The second girl was from the South somewhere, and maybe this had been her first time, because when he took her up to the room, she walked around, touching things like the windowsills and the wallpaper.

The third time, he paid for his room at the Roosevelt (twenty-eight bucks), then left because he was too bored to stay. The Mansfield, a little farther south, looked right, but he decided to try the West Side. The Algonquin amused him for a month or two—the rooms were not terribly expensive, and the girls more experienced, as if they had tried out for the Plaza and the Waldorf but hadn't made the cut. Four girls there—Leslie, Peachy, Zandra (really?), and Honey. He was ready for someplace new.

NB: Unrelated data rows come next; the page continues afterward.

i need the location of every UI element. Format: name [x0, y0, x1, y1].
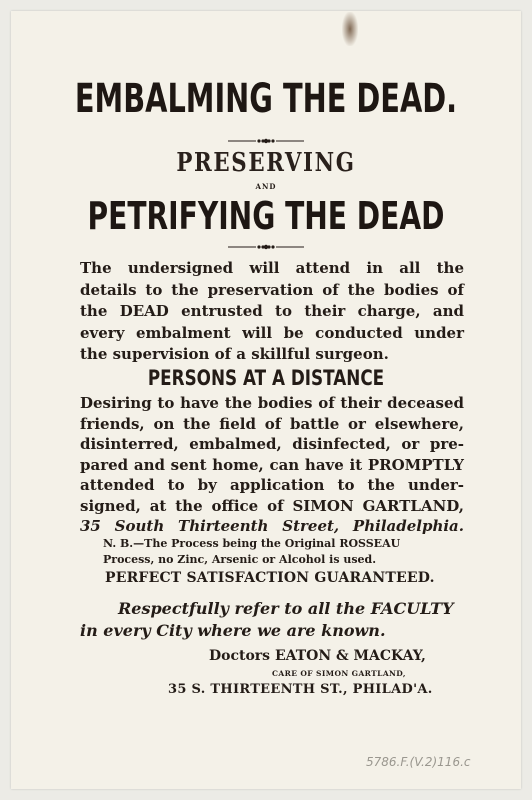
references-line: Respectfully refer to all the FACULTY: [118, 599, 454, 618]
care-of-line: CARE OF SIMON GARTLAND,: [272, 669, 406, 678]
distance-line: 35 South Thirteenth Street, Philadelphia.: [80, 517, 464, 535]
intro-line: the supervision of a skillful surgeon.: [80, 345, 389, 363]
title-preserving: PRESERVING: [176, 148, 356, 178]
ornamental-rule-top: [228, 137, 304, 145]
nb-line: Process, no Zinc, Arsenic or Alcohol is used.: [103, 553, 377, 566]
intro-line: the DEAD entrusted to their charge, and: [80, 302, 464, 320]
distance-line: Desiring to have the bodies of their deceased: [80, 394, 464, 412]
distance-line: pared and sent home, can have it PROMPTLY: [80, 455, 464, 474]
nb-line: N. B.—The Process being the Original ROSSEAU: [103, 537, 401, 550]
doctors-signature: Doctors EATON & MACKAY,: [209, 648, 426, 664]
distance-line: friends, on the field of battle or elsewhere,: [80, 414, 464, 433]
address-line: 35 S. THIRTEENTH ST., PHILAD'A.: [168, 682, 433, 697]
references: [80, 598, 464, 642]
subheading-distance: PERSONS AT A DISTANCE: [147, 366, 385, 390]
references-line: in every City where we are known.: [80, 621, 386, 640]
guarantee-line: PERFECT SATISFACTION GUARANTEED.: [105, 570, 435, 586]
ornamental-rule-bottom: [228, 243, 304, 251]
catalog-pencil-note: 5786.F.(V.2)116.c: [366, 755, 471, 769]
intro-line: every embalment will be conducted under: [80, 323, 464, 342]
intro-line: details to the preservation of the bodies of: [80, 280, 464, 299]
title-petrifying: PETRIFYING THE DEAD: [87, 194, 445, 238]
title-embalming: EMBALMING THE DEAD.: [74, 76, 458, 122]
distance-line: disinterred, embalmed, disinfected, or pre-: [80, 435, 464, 453]
title-and: AND: [255, 182, 277, 191]
nota-bene: [103, 536, 443, 568]
distance-line: attended to by application to the under-: [80, 476, 464, 494]
intro-line: The undersigned will attend in all the: [80, 259, 464, 277]
distance-paragraph: [80, 393, 464, 537]
ink-stain: [342, 12, 358, 46]
distance-line: signed, at the office of SIMON GARTLAND,: [80, 496, 464, 515]
intro-paragraph: [80, 258, 464, 366]
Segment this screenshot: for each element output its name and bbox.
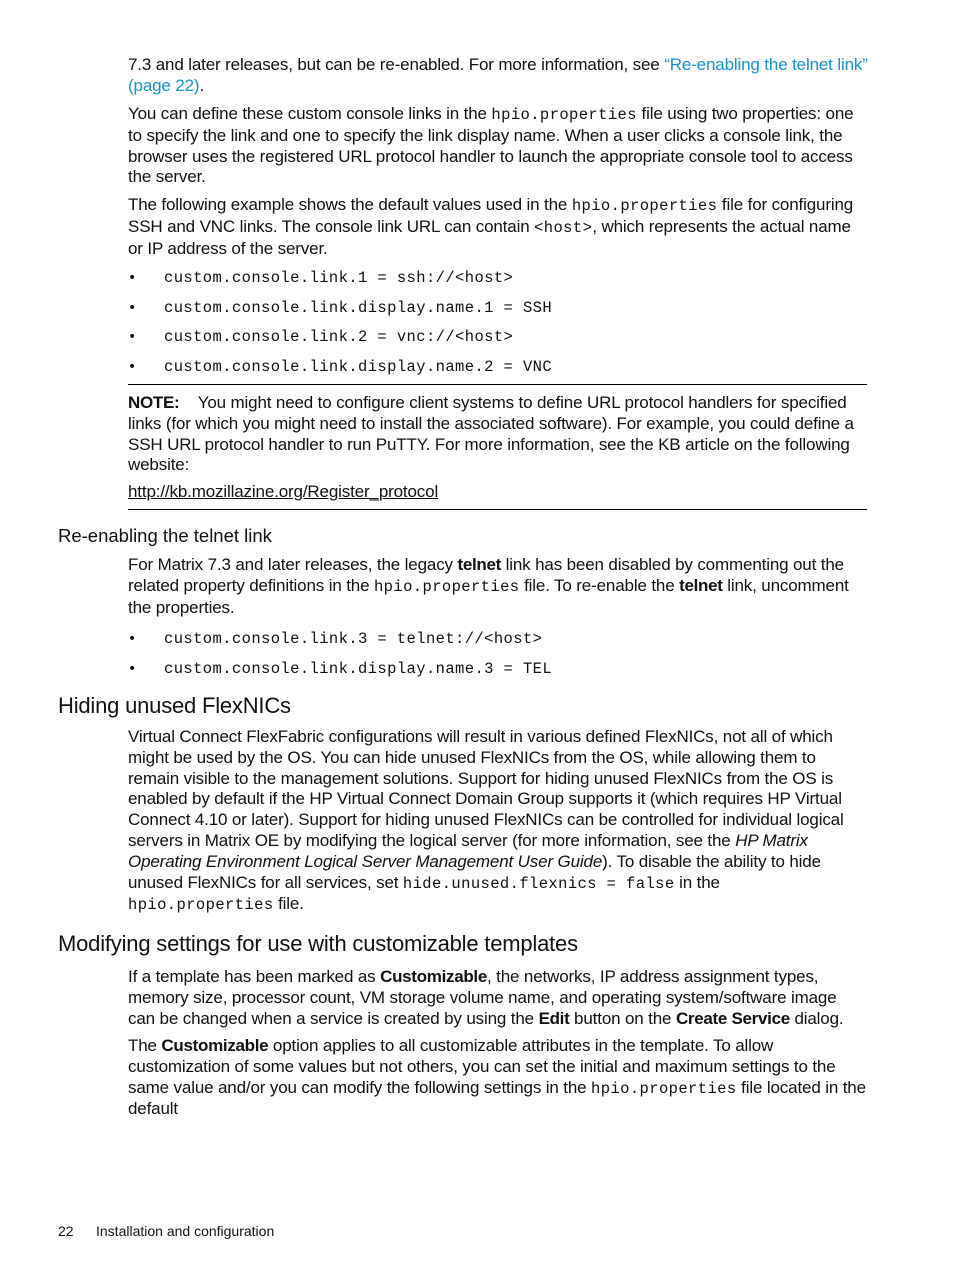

He got as far south as the Chelsea Hotel, and he liked that—there were girls coming out of every door and leaning out of every window. But he didn't fit there, with his clean suit, nice shoes, and carefully cut hair. Better to observe the Chelsea Hotel from a distance. Three blocks away, he happened upon a ramshackle, narrow building on West Twentieth Street that faced north. The bar was called the Grand Canyon, and it had two entrances and a large window looking out onto the street. He walked through twice, looked around, greeted the desk clerk in a friendly way and reserved a room, then returned to the Grand Canyon. Three people sitting at the bar. The
tables empty. Frank sat by the window. Because it was late May, the light was fairly bright. None of the regulars wanted to sit in the glare.